Louis IX avait 12 ans quand il fut sacré roi. Sa mère, Blanche de Castille assura la régence et, même au-delà de la majorité
du roi, garda sur lui une grande influence. Louis prône la justice, organise l'administration et la monnaie du royaume,
sauvegarde son indépendance et, en tant que roi chrétien, dans une atmosphère d'extrême piété, veille au respect des
lois morales. Il met fin à la guerre contre les Albigeois (la croisade des Albigeois), définit les frontières du royaume
en signant des traités avec l'Aragon et l'Angleterre. En 1248, il part pour la croisade (la septième croisade) débarque
en Egypte (quelle idée!) où, après une première victoire à Damiette, il est vaincu et fait prisonnier à la Mansourah.

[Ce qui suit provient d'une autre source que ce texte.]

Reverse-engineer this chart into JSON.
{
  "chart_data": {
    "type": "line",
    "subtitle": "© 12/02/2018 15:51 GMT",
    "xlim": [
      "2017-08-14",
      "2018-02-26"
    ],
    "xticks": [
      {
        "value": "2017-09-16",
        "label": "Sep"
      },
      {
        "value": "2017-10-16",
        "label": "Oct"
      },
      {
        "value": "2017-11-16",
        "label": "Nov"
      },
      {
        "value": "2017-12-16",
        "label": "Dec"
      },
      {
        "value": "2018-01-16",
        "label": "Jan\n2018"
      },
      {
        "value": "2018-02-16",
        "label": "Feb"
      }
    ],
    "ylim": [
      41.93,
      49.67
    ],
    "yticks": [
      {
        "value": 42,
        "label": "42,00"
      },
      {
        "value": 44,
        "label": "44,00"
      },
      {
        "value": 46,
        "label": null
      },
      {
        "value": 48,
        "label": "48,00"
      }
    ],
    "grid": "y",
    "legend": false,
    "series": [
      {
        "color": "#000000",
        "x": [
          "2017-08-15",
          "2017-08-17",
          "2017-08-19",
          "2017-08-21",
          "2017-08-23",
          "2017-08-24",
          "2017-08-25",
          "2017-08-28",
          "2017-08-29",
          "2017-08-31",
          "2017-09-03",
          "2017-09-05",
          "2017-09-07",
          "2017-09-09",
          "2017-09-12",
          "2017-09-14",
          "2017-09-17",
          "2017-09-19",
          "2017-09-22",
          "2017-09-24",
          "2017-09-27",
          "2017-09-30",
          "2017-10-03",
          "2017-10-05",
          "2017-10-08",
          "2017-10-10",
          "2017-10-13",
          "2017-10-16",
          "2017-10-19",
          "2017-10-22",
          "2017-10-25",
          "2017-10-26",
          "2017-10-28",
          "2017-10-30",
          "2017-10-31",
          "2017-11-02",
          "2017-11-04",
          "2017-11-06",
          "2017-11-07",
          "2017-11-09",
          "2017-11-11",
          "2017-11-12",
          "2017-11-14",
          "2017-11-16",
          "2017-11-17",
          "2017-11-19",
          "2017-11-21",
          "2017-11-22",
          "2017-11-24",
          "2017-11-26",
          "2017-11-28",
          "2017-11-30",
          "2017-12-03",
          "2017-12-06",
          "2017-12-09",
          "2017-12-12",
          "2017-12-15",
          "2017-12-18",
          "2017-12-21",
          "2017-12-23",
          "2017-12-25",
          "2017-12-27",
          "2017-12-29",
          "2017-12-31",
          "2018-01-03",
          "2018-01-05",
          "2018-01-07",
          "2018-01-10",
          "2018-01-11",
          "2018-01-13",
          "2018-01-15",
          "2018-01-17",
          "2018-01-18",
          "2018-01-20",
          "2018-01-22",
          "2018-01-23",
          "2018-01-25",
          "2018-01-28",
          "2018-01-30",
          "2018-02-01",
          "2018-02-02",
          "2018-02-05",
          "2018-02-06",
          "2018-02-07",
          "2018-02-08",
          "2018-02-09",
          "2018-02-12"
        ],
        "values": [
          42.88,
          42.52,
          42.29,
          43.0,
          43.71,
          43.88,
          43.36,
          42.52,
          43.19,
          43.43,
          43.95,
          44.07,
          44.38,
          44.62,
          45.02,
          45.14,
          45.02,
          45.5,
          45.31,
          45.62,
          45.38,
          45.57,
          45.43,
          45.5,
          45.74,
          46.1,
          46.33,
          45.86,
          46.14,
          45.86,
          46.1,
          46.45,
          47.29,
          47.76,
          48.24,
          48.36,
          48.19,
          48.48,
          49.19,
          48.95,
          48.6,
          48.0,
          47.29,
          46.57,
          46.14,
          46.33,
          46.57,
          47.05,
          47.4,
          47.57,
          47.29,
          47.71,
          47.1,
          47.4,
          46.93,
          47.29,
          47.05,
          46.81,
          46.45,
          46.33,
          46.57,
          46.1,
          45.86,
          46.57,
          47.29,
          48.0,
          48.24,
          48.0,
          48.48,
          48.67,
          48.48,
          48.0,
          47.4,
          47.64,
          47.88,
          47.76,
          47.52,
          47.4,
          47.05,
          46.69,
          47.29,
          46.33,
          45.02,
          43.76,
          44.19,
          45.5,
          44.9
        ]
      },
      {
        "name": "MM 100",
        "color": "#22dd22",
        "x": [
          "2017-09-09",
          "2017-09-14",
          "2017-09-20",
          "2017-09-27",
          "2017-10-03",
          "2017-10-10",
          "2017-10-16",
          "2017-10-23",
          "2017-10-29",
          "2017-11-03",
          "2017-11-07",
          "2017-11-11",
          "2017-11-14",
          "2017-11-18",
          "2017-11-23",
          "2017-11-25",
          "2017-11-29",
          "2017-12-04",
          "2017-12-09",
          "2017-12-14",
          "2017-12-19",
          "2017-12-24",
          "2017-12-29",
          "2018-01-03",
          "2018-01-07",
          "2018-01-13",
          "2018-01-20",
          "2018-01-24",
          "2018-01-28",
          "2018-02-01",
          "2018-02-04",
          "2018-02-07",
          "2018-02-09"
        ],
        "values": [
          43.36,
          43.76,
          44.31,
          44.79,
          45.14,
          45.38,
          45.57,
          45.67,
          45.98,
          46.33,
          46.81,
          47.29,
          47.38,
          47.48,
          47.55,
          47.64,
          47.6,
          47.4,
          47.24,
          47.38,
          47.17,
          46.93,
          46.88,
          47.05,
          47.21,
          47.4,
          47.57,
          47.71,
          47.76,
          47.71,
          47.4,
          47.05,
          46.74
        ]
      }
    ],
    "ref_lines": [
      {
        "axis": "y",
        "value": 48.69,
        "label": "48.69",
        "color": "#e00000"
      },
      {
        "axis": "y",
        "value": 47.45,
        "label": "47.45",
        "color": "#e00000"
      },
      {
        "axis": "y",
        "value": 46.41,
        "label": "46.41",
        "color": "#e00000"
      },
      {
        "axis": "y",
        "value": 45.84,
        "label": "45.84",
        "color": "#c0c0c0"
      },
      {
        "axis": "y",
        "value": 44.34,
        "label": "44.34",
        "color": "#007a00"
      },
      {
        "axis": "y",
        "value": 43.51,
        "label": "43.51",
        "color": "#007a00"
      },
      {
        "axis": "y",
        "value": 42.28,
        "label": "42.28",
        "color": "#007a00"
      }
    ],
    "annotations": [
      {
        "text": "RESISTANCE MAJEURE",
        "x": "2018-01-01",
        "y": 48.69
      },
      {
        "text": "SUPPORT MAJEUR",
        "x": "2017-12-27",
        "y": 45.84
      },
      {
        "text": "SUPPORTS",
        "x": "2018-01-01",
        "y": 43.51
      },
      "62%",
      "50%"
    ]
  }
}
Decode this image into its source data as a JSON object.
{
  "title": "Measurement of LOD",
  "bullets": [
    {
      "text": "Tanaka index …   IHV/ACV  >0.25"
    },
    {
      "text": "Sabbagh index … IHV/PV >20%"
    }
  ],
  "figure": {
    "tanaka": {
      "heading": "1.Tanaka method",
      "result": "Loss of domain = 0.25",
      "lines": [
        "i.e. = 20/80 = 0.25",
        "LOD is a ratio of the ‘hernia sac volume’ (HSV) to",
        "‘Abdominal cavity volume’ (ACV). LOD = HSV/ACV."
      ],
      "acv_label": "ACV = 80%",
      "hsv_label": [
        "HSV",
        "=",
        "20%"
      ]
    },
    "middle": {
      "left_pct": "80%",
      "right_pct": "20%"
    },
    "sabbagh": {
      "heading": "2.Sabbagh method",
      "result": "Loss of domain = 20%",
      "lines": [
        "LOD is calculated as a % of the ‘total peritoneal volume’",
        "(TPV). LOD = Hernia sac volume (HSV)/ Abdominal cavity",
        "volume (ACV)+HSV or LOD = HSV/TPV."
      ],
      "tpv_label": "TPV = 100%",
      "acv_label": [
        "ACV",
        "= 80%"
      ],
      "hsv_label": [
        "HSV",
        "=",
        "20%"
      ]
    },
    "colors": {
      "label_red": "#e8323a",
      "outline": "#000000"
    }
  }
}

Une fois libéré contre une énorme rançon, il reste plusieurs années dans les Etats latins d'Orient pour réorganiser les
défenses des croisés. Blanche de Castille assure encore une fois la régence… jusqu'à ce que le roi revienne,
moralement très affecté par son échec. Mais rien ne le retient et il repartira en 1270 pour une nouvelle croisade,
(la huitième), cette fois dirigée contre Tunis! Sous les murs de laquelle il mourut de maladie en 1270.
Louis IX fur pris dans un faisceau d'influences:
Une très profonde foi chrétienne… On dit qu'il aurait préféré être moine que roi. L'échec de sa première croisade
accentua ses penchants à une piété et à une austérité souvent indiscrètes. Auxquelles, pourtant, il doit sa
canonisation en 1297.
La tradition des rois capétiens, faite de conscience de soi et d'indépendance vis-à-vis des autres pouvoirs et en
particulier des autorités ecclésiastiques.
Un grand souci de ce qu'il appelait la justice, selon laquelle les coupables doivent être châtiés et les victimes
indemnisées. Le chêne de saint Louis, sous lequel il lui arriva de "rendre la justice", est l'image de cette volonté.
Une certaine rigidité mentale, le conduisant parfois à la violence ou même à l'injustice par excès de justice ou de
vertu. Ses croisades mal engagées et mal dirigées en sont un exemple. (Baïbar le Mamelouk lui dit, après l'avoir
fait prisonnier à Damiette: "Il n'y a ici aucun tombeau, d'aucun dieu! Si tu étais sage, comme tu devrais l’être,
étant roi de France, tu n’aurais jamais, toi, chrétien, traversé la mer pour venir dans une contrée peuplée
d’innombrables musulmans... Selon notre loi, un homme qui traverse ainsi la mer, alors qu’il est très bien chez lui,
ne peut être considéré comme en pleine possession de ses moyens.")
Il faut ajouter que l'histoire de saint Louis, en tant que roi et en tant que saint, est si profondément marquée par la volonté
d'édifier le lecteur (oui, ce roi était un saint!) qu'il vaut mieux la lire avec beaucoup de prudence.